Tuesday, January 7, 2014: 11:30 AM
Tanglin IV (The Regent Hotel)

Hla-Hla Thein, MD, MPH, PhD1, Marija Gojovic, PhD2, Shamin Kinathil, MSc3, Lisa Maher, PhD3, Gregory Dore, MD, PhD3 and David Wilson, PhD3, (1)Dalla Lana School of Public Health, University of Toronto, Toronto, ON, Canada, (2)University of Toronto, Toronto, ON, Canada, (3)The Kirby Institute for infection and immunity in society, The University of New South Wales, Sydney, Australia
Purpose: Hepatitis C virus (HCV) protease inhibitors in combination with pegylated interferon and ribavirin (PEG-IFN/RBV) is the new standard of care treatment for persons infected with HCV genotype 1. Despite treatment advances for hepatitis C, treatment uptake has remained low in Australia. Our objectives were to simulate the spread of HCV and HIV infections in Australia, and assess the burden of disease and cost-effectiveness of innovative triple therapy in treatment-naïve persons with HCV over a lifetime from a societal perspective. 

Method: We developed a stochastic agent-based model. An artificial population of 10,000 agents with demographic and behavioral characteristics was created to represent the population of Australia. Contacts between the agents were based on mixing groups according to an agent’s personal and behavioral characteristics. The probability of infection in a given period of time was determined by the number of contacts, transmission probability per contact established, susceptibility of the observed agent, and the infectivity of the contacted agent.

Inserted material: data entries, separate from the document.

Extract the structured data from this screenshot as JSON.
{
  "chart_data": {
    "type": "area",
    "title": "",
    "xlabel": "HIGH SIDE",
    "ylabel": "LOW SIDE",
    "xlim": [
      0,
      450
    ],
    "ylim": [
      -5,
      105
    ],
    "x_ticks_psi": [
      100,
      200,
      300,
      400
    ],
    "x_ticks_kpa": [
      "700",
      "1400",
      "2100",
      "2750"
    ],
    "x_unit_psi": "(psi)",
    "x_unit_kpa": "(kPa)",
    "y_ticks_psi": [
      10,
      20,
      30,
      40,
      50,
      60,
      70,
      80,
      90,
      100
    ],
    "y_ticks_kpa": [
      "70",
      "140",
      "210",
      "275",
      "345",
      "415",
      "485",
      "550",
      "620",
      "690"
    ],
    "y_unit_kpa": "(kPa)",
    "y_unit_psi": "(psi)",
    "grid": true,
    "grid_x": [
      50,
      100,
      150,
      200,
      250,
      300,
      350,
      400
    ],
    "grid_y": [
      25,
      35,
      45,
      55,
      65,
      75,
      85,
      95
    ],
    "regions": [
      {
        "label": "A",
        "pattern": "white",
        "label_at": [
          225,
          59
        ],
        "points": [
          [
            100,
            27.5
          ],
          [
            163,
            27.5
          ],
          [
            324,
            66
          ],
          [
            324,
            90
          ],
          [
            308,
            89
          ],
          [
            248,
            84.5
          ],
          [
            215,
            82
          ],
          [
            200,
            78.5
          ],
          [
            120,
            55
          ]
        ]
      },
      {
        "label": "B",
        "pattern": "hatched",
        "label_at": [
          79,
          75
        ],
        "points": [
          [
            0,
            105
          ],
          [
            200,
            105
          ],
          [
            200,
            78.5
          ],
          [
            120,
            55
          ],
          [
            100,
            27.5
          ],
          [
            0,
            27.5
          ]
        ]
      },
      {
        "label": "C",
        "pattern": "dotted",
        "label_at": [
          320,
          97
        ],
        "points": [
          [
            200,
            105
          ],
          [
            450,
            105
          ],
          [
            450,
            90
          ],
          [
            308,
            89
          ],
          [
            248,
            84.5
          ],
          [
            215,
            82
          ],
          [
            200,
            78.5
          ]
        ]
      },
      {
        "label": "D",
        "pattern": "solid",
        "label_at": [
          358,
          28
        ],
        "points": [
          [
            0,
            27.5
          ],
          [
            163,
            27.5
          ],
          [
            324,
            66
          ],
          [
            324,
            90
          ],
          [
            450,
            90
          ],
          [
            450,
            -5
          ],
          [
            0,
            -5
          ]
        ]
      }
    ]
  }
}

The HCV model describes the progression of HCV stages: acute HCV; fibrosis stages 0-4, decompensated cirrhosis, hepatocellular carcinoma, liver transplantation and liver-related death. Treatment scenarios include: i) dual therapy (PEG-IFN/RBV); ii) response-guided dual therapy (RGT); iii) triple therapy with boceprevir and iv) triple therapy with telaprevir for persons with HCV genotype 1. Model calibration, uncertainty and sensitivity analyses were performed. An economic model was developed to conduct cost-utility analysis. Outcomes included numbers of HCV infections averted, lifetime health care costs, quality-adjusted life year (QALY), and incremental cost-effectiveness ratios.

Result: In 2010, approximately 4,000 persons with hepatitis C were treated with standard dual therapy. Our model estimated that there were approximately 10,000 new cases of hepatitis C, 560 new cases of decompensated cirrhosis, 143 new cases of hepatocellular carcinoma, 42 liver transplant cases, and 347 liver-related deaths. Over the lifetime with the same treatment rates, these new cases would relatively increase between 37-116% under standard dual therapy. Compared to standard dual therapy, there would be a significant decline in the number of new advanced cases and the number of persons receiving liver transplantation in triple therapies, QALY gains, and cost savings in both triple therapies and RGT.

Conclusion: Both triple therapies and response-guided therapy are cost saving. Strategies to improve new treatment uptake are critical to mitigate the future burden of hepatitis C.